Initiative backers hope to have a new message crafted during the first quarter and begin its spread-the-word efforts in the second quarter.
“The goal is to make this resonate with more people,” he said.
The brand initiative plans to make that happen by altering its message.
Until now, the group has focused heavily on the advantageous economic development aspects of the region. Mr. Schaaf said the group thought that was the best way to attract businesses to the region.
But after viewing the brands of several other successful metro areas around the country, the group discovered that a two-fold message works best: economic development to attract business but quality of life to attract and retain the individual.
“We were not as heavy on the quality-of-life side,” Mr. Schaaf said.
The new message will be: “It’s cool to have your business here and get a job here. But it’s also cool to have a life here,” he said. “We’re going to see more of that taking place in 2014.”
Keith Burwell, president of the Toledo Community Foundation, a key backer of the initiative, emphasized that the idea “is not to create a bumper sticker” or clever catch-phrase.
The revised efforts will try to convey the idea that “once people get here, they are amazed at what we have here,” Mr. Burwell said.
Mr. Burwell said brand initiative members intend to revise their strategy of the last four years.
Thus far, the brand initiative has focused on having positive stories and marketing placed in outside media, such as national magazines and publications.

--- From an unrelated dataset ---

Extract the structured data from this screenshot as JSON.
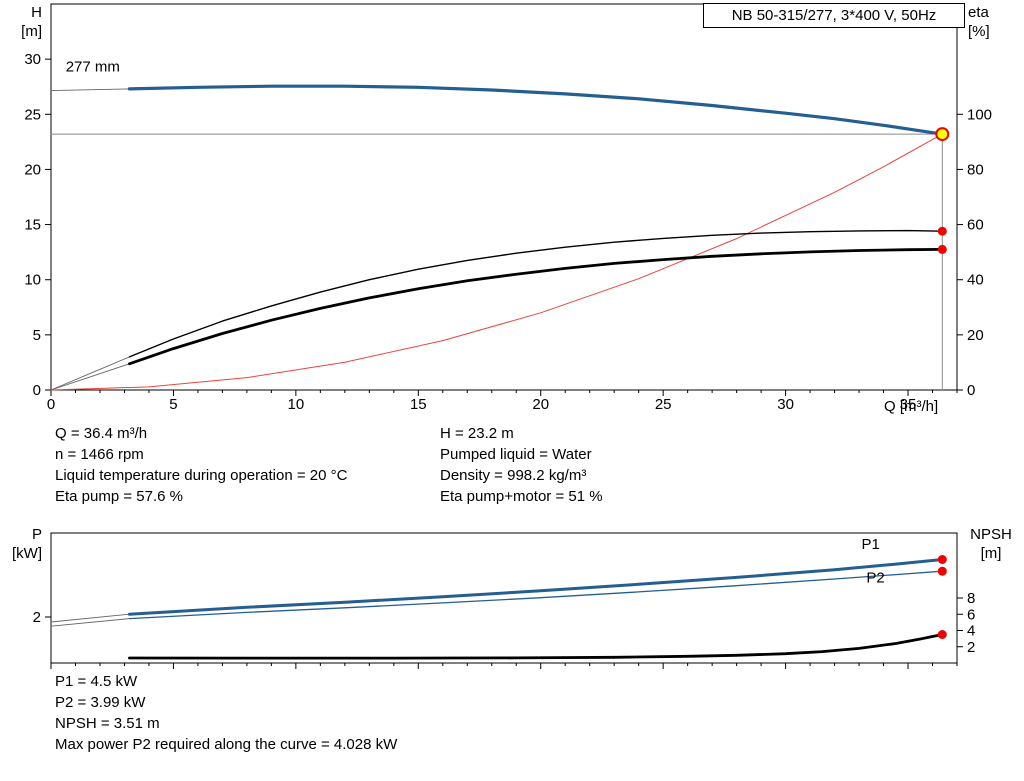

That generates initial interest.
But then when companies or individuals go to the Internet to research Toledo and the region, they find few positive attributes about the region.
“The problem now is, if you’re a company who is recruiting, the first place those recruits go is to the Internet. There’s not a whole lot there about why you’d want to come here and work,” Mr. Burwell said.
By having local companies promote the region’s good points to the outside world — through links to the brand’s Web site, ToledoRegion.com — individuals can find photos, information, and testimonials about all the region has to offer.
“We need to put things on the Web that [Toledo] people can sell,” Mr. Burwell said.
To carry out its next phase, the brand initiative will need more money. It has spent just over $150,000 annually the last three years, and while it made the most of its funding, the region is being badly outspent by other metro areas.
“The sad truth is that other communities are raising 10 times the money we are,” Mr. Burwell said. Cincinnati, he said, has a $2 million annual budget to market its brand.
The brand initiative likely will ask its area supporters to increase their financial support after the first of the year, he said. “We need resources to be more targeted and focused,” Mr. Burwell added.
But fortunately, the group isn’t where it was in 2009, when it was asking contributors to have faith.
“Now we have some legs,” Mr. Burwell said. “We have something to show, and we have examples of [companies] using what we have to help recruit.”